Planned Parenthood ruling reveals Michael Barrett is activist judge
This article was originally posted as an op-ed at the Cincinnati Enquirer here.
This was written by Katherine Franklin, communications director at Ohio Right to Life.
U.S. District Judge Michael Barrett recently granted a temporary restraining order on the defunding of Planned Parenthood based on what appear to be contradictory and activist reasons.
“The Ohio legislature enacted (the law) for the purpose of placing a substantial obstacle in the path of a woman seeking to obtain an abortion,” Barrett said in his decision. At the same time, he notes that the services Ohio lawmakers defunded have nothing to do with abortion. Indeed, the abortion lobby has repeatedly told the legislature that these funds are kept separate from their abortion practice. How, then, would the defunding law impact a woman’s efforts to obtain an abortion?
These two ideas – that the law impacts the “right” to an abortion and that the law deals with funds that have nothing to do with abortion – are at odds.
The combination of intentions and effects are in clear contradiction, evidence that the judge is imposing intentions and personal interpretations onto the bare-bones meaning of the law.
The true intention of the law was to protect the conscience rights of taxpayers like myself who do not want our dollars lining the pockets of America’s biggest abortion enterprise. Barrett’s order came nowhere close to guessing that – a clear sign that he is an activist judge who would prefer to fabricate and interpret intentions rather than facts.
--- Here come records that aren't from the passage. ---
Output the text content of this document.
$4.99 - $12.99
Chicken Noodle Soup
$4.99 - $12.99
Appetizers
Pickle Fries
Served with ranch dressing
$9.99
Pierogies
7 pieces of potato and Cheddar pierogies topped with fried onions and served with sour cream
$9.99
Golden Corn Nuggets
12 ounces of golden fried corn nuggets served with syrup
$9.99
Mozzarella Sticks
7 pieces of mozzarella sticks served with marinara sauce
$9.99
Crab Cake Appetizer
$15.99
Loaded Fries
As for conscience rights, Barrett appears to have a warped understanding of what they are. We are born with our conscience rights. They are not granted by the state, as, say, state dollars are. While the judge argues that we have jeopardized Planned Parenthood’s “free speech rights,” we have done no such thing. Planned Parenthood can shout the glories of abortion from the rooftops, and this law would not prohibit them from doing so. But they cannot do it on my dime. This is not a question of free speech for Planned Parenthood; it is a question of entitlement to taxpayer dollars.
Because Barrett knows that there is no constitutional right to taxpayer dollars he has inserted this presumed right into a real right, expecting “free speech” to carry the weight of his non-argument.
The Supreme Court has held that the alleged right to abortion “implies no limitation on the authority of a State to make a value judgment favoring childbirth over abortion, and to implement that judgment by the allocation of public funds.”
The only way Barrett can convince taxpayers otherwise is to use a doublespeak that creates a right where there is none, much as was the case in Roe v. Wade and abortion-on-demand.
In that notorious case, the Supreme Court fabricated the “right” to an abortion and determined that a 9-month unborn child can be aborted for any reason whatsoever.
In 2015, Planned Parenthood performed 323,999 abortions, all while receiving $553.7 million in taxpayer dollars. That accounts for 42 percent of its total revenue.
A Gallup Poll released at the end of May found that 47 percent of Americans believe abortion is morally wrong, as opposed to 43 percent who believe it is morally acceptable. As Americans remain relatively split on the issue (though favoring the pro-life stance), one might expect a judge to neutralize the debate by leaving the law to the people to decide.
Perhaps that is too much to expect when a panicked abortion lobby is losing its grip on the purse strings of the American people.